Staatsbosbeheer heeft de laatste jaren fors gekapt. Ruim 10 procent van het gekapte bos stond op de grond van de grootste natuurbeheerder van Nederland. Voor ons onderzoek naar bomenkap spreken we met Harrie Hekhuis, afdelingshoofd beheer en productie. In het licht van de klimaatdoelen vindt hij dat de organisatie kritischer moet zijn op het kappen voor biodiversiteitsdoelstellingen.
We staan in natuurgebied het Drents-Friese Wold, waar de laatste jaren flink gekapt is om de oorspronkelijke natuur uit te breiden: heide en zandverstuivingen. Staatsbosbeheer is één van de natuurbeheerders in het gebied, en is medeverantwoordelijk voor de omvorming naar andere natuur. Maar nu staan we op voormalige landbouwgrond, waar ze juist bezig zijn met de aanplant van nieuw bos. ‘Het is kiezen als terreinbeheerder. Aan de ene kant probeer je de biodiversiteit te verbeteren. Zandverstuivingen, heideherstel, dat is belangrijk in dit gebied. Maar we vinden ook bos belangrijk. Vandaar dat we nieuw bos terugbrengen,’ aldus Hekhuis.
In de afgelopen jaren is het bosareaal in Nederland afgenomen. De voornaamste reden hiervoor is het halen van biodiversiteitsdoelen, en daar zijn onder andere meer heide en zandverstuivingen voor nodig. ‘De afgelopen jaren is het bos met 1350 hectare per jaar teruggelopen. Dat vinden wij ook schrikbarend. Zeker in het licht van de klimaatdiscussie zou dat gewoon niet moeten,’ stelt Hekhuis. Bomen zijn een vorm van natuurlijk CO2-opslag.
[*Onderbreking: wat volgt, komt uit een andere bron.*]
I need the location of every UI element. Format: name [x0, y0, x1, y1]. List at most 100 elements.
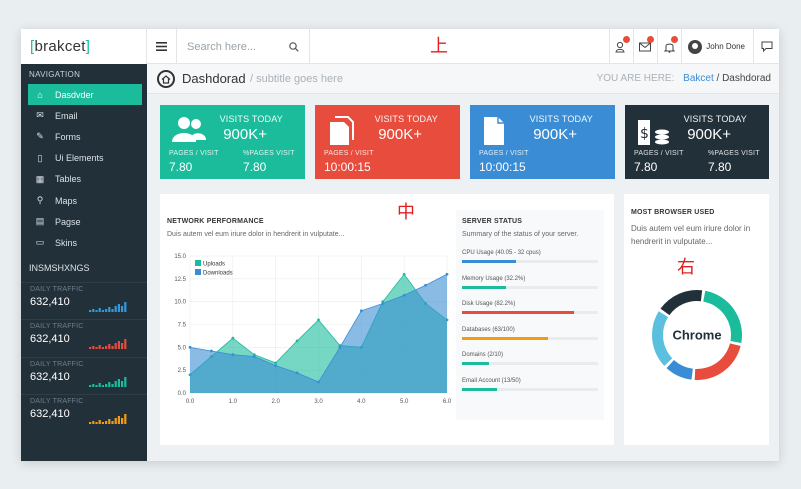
- status-bar: [462, 285, 598, 289]
- status-bar-fill: [462, 285, 506, 289]
- donut-slice-opera[interactable]: [660, 290, 703, 316]
- status-bar: [462, 311, 598, 314]
- status-row: Disk Usage (82.2%): [462, 301, 598, 314]
- status-row: CPU Usage (40.05 - 32 cpus): [462, 250, 598, 263]
- search-box: [178, 29, 310, 64]
- card-title: VISITS TODAY: [219, 114, 283, 124]
- sparkline-bar: [92, 346, 95, 349]
- brand-logo[interactable]: [brakcet]: [21, 29, 147, 64]
- alerts-notification[interactable]: [657, 29, 681, 64]
- brand-bracket-open: [: [30, 38, 35, 55]
- card-value: 900K+: [687, 126, 731, 143]
- traffic-value: 632,410: [30, 408, 70, 420]
- data-point-uploads: [295, 339, 299, 343]
- status-label: Databases (63/100): [462, 326, 515, 333]
- card-value-b: 7.80: [708, 160, 732, 174]
- network-title: NETWORK PERFORMANCE: [167, 218, 264, 225]
- sidebar-item-5[interactable]: ⚲ Maps: [21, 190, 147, 211]
- search-input[interactable]: [187, 40, 287, 53]
- donut-slice-chrome[interactable]: [703, 290, 742, 343]
- data-point-downloads: [317, 380, 320, 384]
- sidebar-item-0[interactable]: ⌂ Dasdvder: [28, 84, 142, 106]
- traffic-widget: DAILY TRAFFIC 632,410: [21, 281, 147, 320]
- sidebar-item-label: Tables: [55, 174, 82, 185]
- sparkline-bar: [92, 308, 95, 312]
- sparkline-bar: [124, 301, 127, 312]
- sparkline-bar: [95, 384, 98, 387]
- donut-slice-safari[interactable]: [666, 360, 693, 380]
- sparkline-bar: [108, 344, 111, 349]
- sparkline-bar: [95, 309, 98, 312]
- notification-badge: [671, 36, 679, 43]
- breadcrumb-link[interactable]: Bakcet: [683, 73, 714, 84]
- card-value: 900K+: [378, 126, 422, 143]
- users-notification[interactable]: [609, 29, 633, 64]
- breadcrumb: YOU ARE HERE: Bakcet / Dashdorad: [597, 73, 771, 84]
- legend-swatch: [195, 260, 201, 266]
- network-desc: Duis autem vel eum iriure dolor in hendr…: [167, 231, 345, 238]
- sidebar-item-label: Skins: [55, 237, 78, 248]
- traffic-label: DAILY TRAFFIC: [30, 285, 84, 293]
- data-point-downloads: [210, 349, 213, 353]
- sparkline-bar: [117, 378, 120, 387]
- sidebar-item-2[interactable]: ✎ Forms: [21, 126, 147, 147]
- browser-desc: Duis autem vel eum iriure dolor in hendr…: [631, 224, 751, 246]
- card-label-a: PAGES / VISIT: [479, 150, 529, 157]
- donut-slice-firefox[interactable]: [694, 343, 741, 381]
- traffic-label: DAILY TRAFFIC: [30, 360, 84, 368]
- search-icon[interactable]: [289, 41, 299, 52]
- notification-badge: [647, 36, 655, 43]
- traffic-sparkline: [89, 301, 127, 312]
- sparkline-bar: [101, 347, 104, 349]
- sparkline-bar: [92, 421, 95, 424]
- sidebar-item-7[interactable]: ▭ Skins: [21, 232, 147, 253]
- server-status: [456, 210, 604, 420]
- menu-toggle-button[interactable]: [147, 29, 177, 64]
- browser-title: MOST BROWSER USED: [631, 209, 715, 216]
- sidebar-item-1[interactable]: ✉ Email: [21, 105, 147, 126]
- users-icon: [615, 41, 625, 52]
- sparkline-bar: [121, 418, 124, 424]
- sidebar-item-4[interactable]: ▦ Tables: [21, 169, 147, 190]
- legend-swatch: [195, 269, 201, 275]
- nav-list: ⌂ Dasdvder ✉ Email ✎ Forms ▯ Ui Elements ▦ Tables…: [21, 84, 147, 254]
- sparkline-bar: [95, 347, 98, 349]
- card-value: 900K+: [223, 126, 267, 143]
- annotation-top: 上: [430, 36, 448, 57]
- stat-card-documents: VISITS TODAY 900K+ PAGES / VISIT 10:00:1…: [315, 105, 460, 179]
- status-bar-fill: [462, 336, 548, 340]
- chat-button[interactable]: [753, 29, 779, 64]
- x-tick-label: 6.0: [443, 399, 452, 405]
- y-tick-label: 12.5: [174, 277, 186, 283]
- users-icon: [172, 117, 206, 142]
- home-icon[interactable]: [157, 70, 175, 88]
- sparkline-bar: [105, 308, 108, 312]
- sidebar-item-6[interactable]: ▤ Pagse: [21, 211, 147, 232]
- legend-label: Uploads: [203, 262, 225, 268]
- sparkline-bar: [92, 383, 95, 387]
- sparkline-bar: [114, 380, 117, 387]
- status-bar-fill: [462, 387, 498, 391]
- sidebar-item-3[interactable]: ▯ Ui Elements: [21, 148, 147, 169]
- x-tick-label: 0.0: [186, 399, 195, 405]
- status-label: CPU Usage (40.05 - 32 cpus): [462, 250, 541, 256]
- data-point-uploads: [231, 336, 235, 340]
- sparkline-bar: [89, 422, 92, 424]
- sparkline-bar: [121, 380, 124, 387]
- x-tick-label: 3.0: [314, 399, 323, 405]
- y-tick-label: 0.0: [178, 391, 187, 397]
- traffic-sparkline: [89, 339, 127, 349]
- messages-notification[interactable]: [633, 29, 657, 64]
- sidebar-item-label: Forms: [55, 131, 81, 142]
- monitor-icon: ▭: [35, 237, 45, 248]
- y-tick-label: 15.0: [174, 254, 186, 260]
- donut-slice-ie[interactable]: [651, 311, 673, 366]
- status-label: Disk Usage (82.2%): [462, 301, 516, 307]
- sparkline-bar: [114, 305, 117, 312]
- sparkline-bar: [124, 414, 127, 424]
- traffic-value: 632,410: [30, 333, 70, 345]
- sparkline-bar: [108, 381, 111, 387]
- y-tick-label: 10.0: [174, 300, 186, 306]
- sparkline-bar: [108, 306, 111, 312]
- user-menu[interactable]: John Done: [681, 29, 753, 64]
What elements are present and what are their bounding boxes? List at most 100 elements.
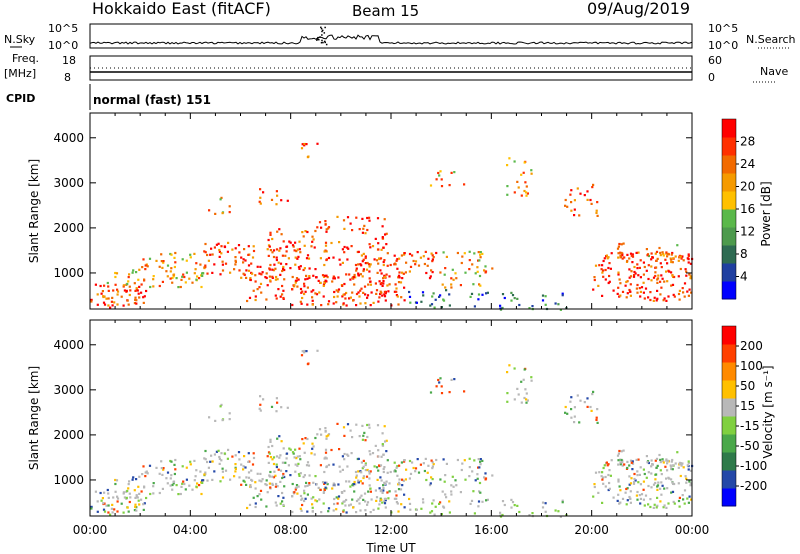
- velocity-echo-point: [664, 465, 667, 468]
- power-echo-point: [506, 185, 509, 188]
- power-echo-point: [311, 240, 314, 243]
- power-echo-point: [349, 296, 352, 299]
- power-echo-point: [362, 268, 365, 271]
- power-echo-point: [639, 290, 642, 293]
- power-echo-point: [281, 293, 284, 296]
- power-echo-point: [499, 304, 502, 307]
- power-echo-point: [650, 265, 653, 268]
- power-echo-point: [221, 263, 224, 266]
- velocity-echo-point: [619, 463, 622, 466]
- velocity-echo-point: [617, 459, 620, 462]
- velocity-echo-point: [501, 513, 504, 517]
- power-echo-point: [485, 292, 488, 295]
- velocity-echo-point: [405, 468, 408, 471]
- power-echo-point: [161, 266, 164, 269]
- velocity-echo-point: [421, 498, 425, 501]
- velocity-echo-point: [177, 493, 180, 496]
- power-echo-point: [369, 263, 372, 266]
- power-echo-point: [530, 172, 533, 175]
- velocity-echo-point: [291, 495, 294, 498]
- power-echo-point: [361, 217, 364, 220]
- velocity-echo-point: [379, 500, 382, 503]
- velocity-echo-point: [423, 469, 426, 473]
- velocity-echo-point: [169, 477, 172, 480]
- power-echo-point: [414, 263, 417, 266]
- power-echo-point: [347, 247, 350, 250]
- power-echo-point: [144, 264, 147, 267]
- power-echo-point: [680, 257, 683, 260]
- velocity-echo-point: [336, 502, 339, 505]
- power-echo-point: [211, 271, 214, 274]
- power-echo-point: [128, 285, 131, 288]
- power-echo-point: [94, 283, 97, 286]
- power-echo-point: [314, 229, 317, 233]
- power-echo-point: [517, 186, 520, 189]
- power-echo-point: [299, 265, 302, 268]
- power-echo-point: [279, 295, 282, 298]
- velocity-echo-point: [324, 427, 327, 430]
- power-echo-point: [107, 285, 110, 288]
- power-echo-point: [629, 290, 632, 293]
- power-echo-point: [306, 277, 309, 280]
- nsearch-label: N.Search: [746, 33, 796, 46]
- power-echo-point: [633, 274, 636, 277]
- velocity-echo-point: [523, 368, 526, 371]
- velocity-x-tick-label: 08:00: [273, 523, 308, 537]
- power-echo-point: [404, 271, 407, 274]
- power-echo-point: [348, 273, 351, 276]
- velocity-echo-point: [322, 491, 325, 494]
- velocity-echo-point: [357, 481, 360, 484]
- power-echo-point: [304, 290, 307, 293]
- power-echo-point: [364, 293, 367, 296]
- velocity-echo-point: [269, 456, 272, 459]
- velocity-echo-point: [213, 470, 216, 473]
- power-echo-point: [143, 295, 146, 298]
- velocity-echo-point: [330, 448, 333, 452]
- velocity-echo-point: [429, 482, 432, 485]
- velocity-echo-point: [196, 482, 199, 485]
- velocity-echo-point: [360, 494, 363, 497]
- velocity-echo-point: [639, 502, 642, 505]
- power-echo-point: [173, 265, 176, 269]
- velocity-echo-point: [359, 480, 362, 483]
- power-echo-point: [376, 271, 379, 274]
- velocity-echo-point: [386, 491, 389, 494]
- velocity-echo-point: [431, 461, 434, 464]
- power-echo-point: [357, 250, 360, 253]
- velocity-echo-point: [220, 452, 223, 455]
- power-echo-point: [416, 251, 419, 254]
- power-echo-point: [319, 257, 322, 260]
- power-echo-point: [526, 192, 529, 195]
- velocity-echo-point: [656, 496, 659, 499]
- velocity-echo-point: [422, 501, 425, 504]
- power-echo-point: [594, 264, 598, 267]
- power-echo-point: [397, 274, 401, 277]
- velocity-echo-point: [275, 482, 278, 486]
- power-echo-point: [362, 227, 365, 230]
- cpid-panel: CPID normal (fast) 151: [6, 84, 211, 110]
- velocity-echo-point: [637, 481, 640, 484]
- power-echo-point: [656, 297, 659, 300]
- power-echo-point: [301, 231, 304, 234]
- velocity-echo-point: [379, 464, 383, 467]
- velocity-echo-point: [218, 455, 221, 459]
- power-echo-point: [220, 196, 223, 199]
- velocity-ylabel: Slant Range [km]: [27, 366, 41, 470]
- velocity-echo-point: [280, 406, 283, 409]
- velocity-echo-point: [485, 499, 488, 502]
- velocity-echo-point: [476, 477, 479, 480]
- velocity-echo-point: [601, 501, 604, 504]
- velocity-echo-point: [593, 483, 596, 486]
- velocity-echo-point: [354, 470, 358, 474]
- velocity-echo-point: [393, 461, 396, 464]
- power-echo-point: [227, 241, 230, 244]
- power-echo-point: [432, 292, 435, 295]
- power-echo-point: [281, 254, 284, 257]
- velocity-echo-point: [298, 447, 301, 450]
- power-echo-point: [665, 252, 668, 255]
- power-echo-point: [360, 264, 363, 267]
- velocity-echo-point: [425, 478, 428, 482]
- power-echo-point: [593, 278, 596, 282]
- velocity-echo-point: [296, 455, 299, 458]
- velocity-echo-point: [477, 500, 481, 503]
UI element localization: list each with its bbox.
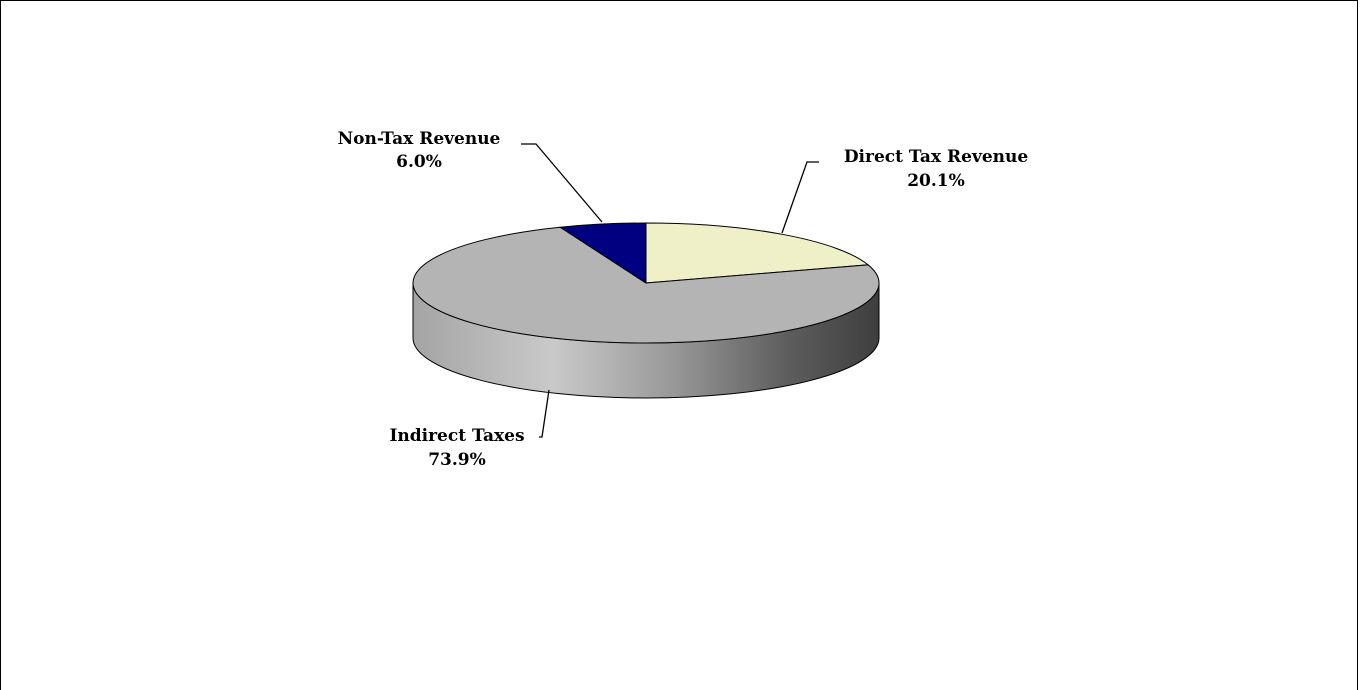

De ontbossing van de afgelopen jaren gaat daarmee regelrecht in tegen onze klimaatambities. Staatsbosbeheer heeft daarom besloten om veel bomen bij te planten. ‘We hebben de ambitie voor 5000 hectare. We hebben op onze terreinen de afgelopen 10 jaar ongeveer 1300 hectare aan bos gekapt. Met de aanplant van 5000 willen we dat dus ruimschoots overtreffen.’
‘Klimaat moeten we zwaarder meewegen’
Maar is het niet een beetje vreemd dat de bosbeheerder nu stelt dat bos zo belangrijk is terwijl ze er de afgelopen jaren zoveel van heeft weggehaald? ‘Ja, wij zijn medeverantwoordelijk voor de kap. Maar we moeten klimaat zwaarder meewegen, het moet urgenter meetellen in onze overwegingen om te kappen.’
Betekent dat ook dat er in het verleden bos is gekapt dat eigenlijk had moeten blijven staan? Achteraf, aldus Hekhuis, is ‘bij een aantal van die plannen wel te makkelijk de beslissing genomen om alleen vanuit het natuurbelang te kijken.’
‘Nu vinden we, zeker met de klimaatdiscussie in het achterhoofd, dat we scherp moeten zijn of het nodig is. Misschien wel scherper dan we voorheen gedaan hebben. En we vinden ook, sterker dan voorheen, dat we de hoeveelheid bos op orde moeten houden,’ reageert Hekhuis.
‘Bos klein onderdeel natuurbeleid’
Hekhuis benadrukt wel dat Staatsbosbeheer niet alleen beslist om te kappen, en ook niet om aan te planten. ‘Wij denken mee, maar uiteindelijk zijn wij gewoon een uitvoerende dienst. Het is de provincie en het Rijk die uitmaken wat de doelen voor de gebieden zijn. Wij hebben daar dus als beheerder een verantwoordelijkheid in, maar ook de provincie en het rijk hebben dat. Ik vind dat die hierop heel actief moeten inzetten.’
‘De natuurbeschermingswet zegt nu: als je van natuur naar natuur gaat dan hoef je niet te compenseren. Daar moeten we goed over nadenken. Misschien moet er besloten worden dat daar wel wat voor terug moet komen, vanuit het klimaat en vanuit de CO2-opgave. En we hadden in het verleden een Meerjarenplan Bosbouw. Een echt actief bosbeleidsplan dat over dit soort hectares gaat, dat is er eigenlijk niet meer. De instandhouding van bos is eigenlijk maar een heel klein onderdeel van het natuurbeleid. Het wordt in Nederland niet integraal aangepakt,’ aldus Hekhuis.